Dance for Parkinson’s: An Insight

I arrived at Markova House half an hour early, keen to get a feel of my surroundings and have a look around English National Ballet’s  studios.  Learning Project Manager Ruby Wolk met me with a smile and a cup of tea whilst apologising for the “chaotic” atmosphere.  There was clearly a lot going on and an air of business in the building.  Ruby then introduced me to the Dance for Parkinson’s team in the studio and they were immediately welcoming and insisted that I join in – “You couldn’t be in the way if you tried!”  Instantly in dancer mode I asked whether it was a bare foot affair to which I was told I should wear whatever I am “most comfortable in” as with all those taking part.  There were a number of chairs arranged in the space in ripples and I wondered how these would be used in relation to the class.

Danielle Jones, Learning and Participation Officer and also one of the teachers for Dance for Parkinson’s, explained that every class has a fairly regular structure to allow for routine and to put participants at ease.  As everybody started to arrive, some proudly donning their ENB tees, people congregated in the space and began enthusiastically discussing the Lest We Forget performance that they had seen on Thursday;  “I kept looking at bits and thinking ‘I know that move!’”

It was a very relaxed atmosphere; a member even requested that the pianist, Nathan,  played ‘The Entertainer’ whilst waiting for the class to get under way, to which everyone bobbed along to in their seats, smiling cheerfully.

The use of repertoire, exclusive to ENB’s Dance for Parkinson’s programme means that members get to learn specific choreography from the current productions, whilst also having the scope to draw inspiration and create movements based on their own ideas.  Danielle explained that this was largely created through group discussion on the themes that are present in each show.  In this instance participants were asked to discuss their own feelings on the subject of war and what experiences they had of it, if any.  Chants and songs were shaped from this and then Jon, one of the musicians, composed a special piece for the class with their input.

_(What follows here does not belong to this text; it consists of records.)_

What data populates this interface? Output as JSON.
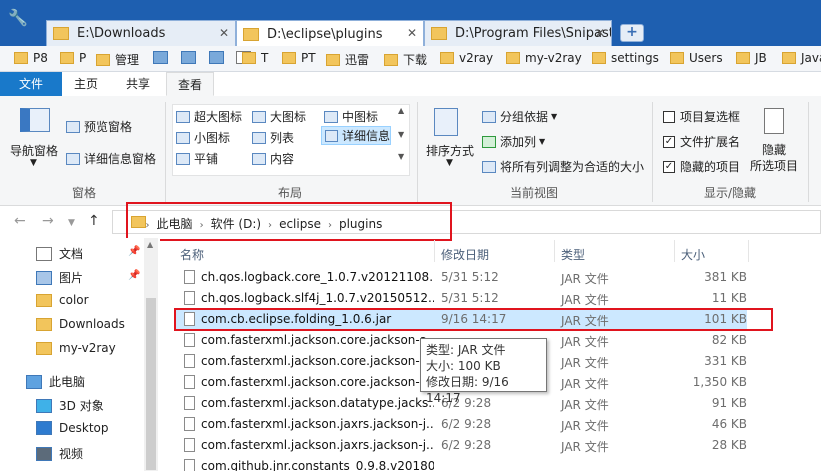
{
  "tabs": [
    {
      "label": "E:\\Downloads",
      "active": false
    },
    {
      "label": "D:\\eclipse\\plugins",
      "active": true
    },
    {
      "label": "D:\\Program Files\\Snipast",
      "active": false
    }
  ],
  "new_tab": "+",
  "bookmarks": [
    "P8",
    "P",
    "管理",
    "",
    "",
    "",
    "",
    "T",
    "PT",
    "迅雷",
    "下载",
    "v2ray",
    "my-v2ray",
    "settings",
    "Users",
    "JB",
    "Java"
  ],
  "ribbon_tabs": [
    "文件",
    "主页",
    "共享",
    "查看"
  ],
  "panes_group": {
    "nav_pane": "导航窗格",
    "preview_pane": "预览窗格",
    "details_pane": "详细信息窗格",
    "name": "窗格"
  },
  "layout_group": {
    "items": [
      "超大图标",
      "大图标",
      "中图标",
      "小图标",
      "列表",
      "详细信息",
      "平铺",
      "内容"
    ],
    "name": "布局"
  },
  "current_view_group": {
    "sort_by": "排序方式",
    "group_by": "分组依据",
    "add_column": "添加列",
    "fit_columns": "将所有列调整为合适的大小",
    "name": "当前视图"
  },
  "show_hide_group": {
    "item_checkboxes": "项目复选框",
    "file_extensions": "文件扩展名",
    "hidden_items": "隐藏的项目",
    "hide_selected": "隐藏",
    "hide_selected_2": "所选项目",
    "name": "显示/隐藏",
    "checks": {
      "item_checkboxes": false,
      "file_extensions": true,
      "hidden_items": true
    }
  },
  "breadcrumb": [
    "此电脑",
    "软件 (D:)",
    "eclipse",
    "plugins"
  ],
  "nav_tree": [
    {
      "label": "文档",
      "kind": "doc",
      "pinned": true
    },
    {
      "label": "图片",
      "kind": "pic",
      "pinned": true
    },
    {
      "label": "color",
      "kind": "folder"
    },
    {
      "label": "Downloads",
      "kind": "folder"
    },
    {
      "label": "my-v2ray",
      "kind": "folder"
    },
    {
      "label": "此电脑",
      "kind": "pc"
    },
    {
      "label": "3D 对象",
      "kind": "3d"
    },
    {
      "label": "Desktop",
      "kind": "desktop"
    },
    {
      "label": "视频",
      "kind": "video"
    }
  ],
  "columns": [
    "名称",
    "修改日期",
    "类型",
    "大小"
  ],
  "files": [
    {
      "name": "ch.qos.logback.core_1.0.7.v20121108...",
      "date": "5/31 5:12",
      "type": "JAR 文件",
      "size": "381 KB"
    },
    {
      "name": "ch.qos.logback.slf4j_1.0.7.v20150512...",
      "date": "5/31 5:12",
      "type": "JAR 文件",
      "size": "11 KB"
    },
    {
      "name": "com.cb.eclipse.folding_1.0.6.jar",
      "date": "9/16 14:17",
      "type": "JAR 文件",
      "size": "101 KB",
      "selected": true
    },
    {
      "name": "com.fasterxml.jackson.core.jackson-a...",
      "date": "",
      "type": "JAR 文件",
      "size": "82 KB"
    },
    {
      "name": "com.fasterxml.jackson.core.jackson-c...",
      "date": "",
      "type": "JAR 文件",
      "size": "331 KB"
    },
    {
      "name": "com.fasterxml.jackson.core.jackson-d...",
      "date": "",
      "type": "JAR 文件",
      "size": "1,350 KB"
    },
    {
      "name": "com.fasterxml.jackson.datatype.jacks...",
      "date": "6/2 9:28",
      "type": "JAR 文件",
      "size": "91 KB"
    },
    {
      "name": "com.fasterxml.jackson.jaxrs.jackson-j...",
      "date": "6/2 9:28",
      "type": "JAR 文件",
      "size": "46 KB"
    },
    {
      "name": "com.fasterxml.jackson.jaxrs.jackson-j...",
      "date": "6/2 9:28",
      "type": "JAR 文件",
      "size": "28 KB"
    },
    {
      "name": "com.github.jnr.constants_0.9.8.v20180...",
      "date": "",
      "type": "",
      "size": ""
    }
  ],
  "tooltip": {
    "type": "类型: JAR 文件",
    "size": "大小: 100 KB",
    "modified": "修改日期: 9/16 14:17"
  },
  "colors": {
    "titlebar": "#1e5fb0",
    "file_tab": "#1979ca",
    "selected_row": "#cce8ff",
    "highlight_box": "#e0141e"
  }
}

The resulting class and atmosphere was really quite moving.

Danielle and Becky led the class in the centre of the circle, and we began sat on our chairs concentrating on the elements of our posture and foot placement to ensure a strong grounding and balance.   Breathing and vocal exercises were also used to release tension and inhibitions.  It was clear that the routine layout pays off, as participants were able to anticipate movements in the warm up and prepare their bodies accordingly.  Some members required extra assistance due to the severity of their Parkinson’s symptoms and /or mobility limitations.  For this, ballet barres, chairs and helpful teachers were an excellent way to ensure the maximum range of movement could be reached.  Partner work was also an excellent way to provide a level of intimacy and create movements based on the power of physical touch.  We were able to create some lovely examples of simplified contact work based around Tamara Rojo and Akram Khan’s duet in the show.  I had to adapt my natural speed of actions and level of control during this section to mirror my partner, which in turn provided some fascinating and measured movements.

After marching across the studio with morale boosting singing based on wartime songs, a final performance was carried out showing everything they have learned and created so far in the term.  It was clear from the affirmative comments I received from members that it has been a great journey for all those involved.


When asking them the main motivations for attending the classes, unsurprisingly, the same positive answers were provided again and again.

Participants told me how it was a “great way to keep fit and meet lots of lovely people” and “something I can show off to my friends and family, as when they ask me what I’m up to that week I can say I’m attending a ballet class with English National Ballet.  That makes me feel like I’m part of something”.

Taking part in this session only served to cement my initial belief that what is on offer at ENB is a fantastic programme, providing not only the benefits that dance has for people with Parkinson’s, but also a unique insight into the way the Company productions are put together.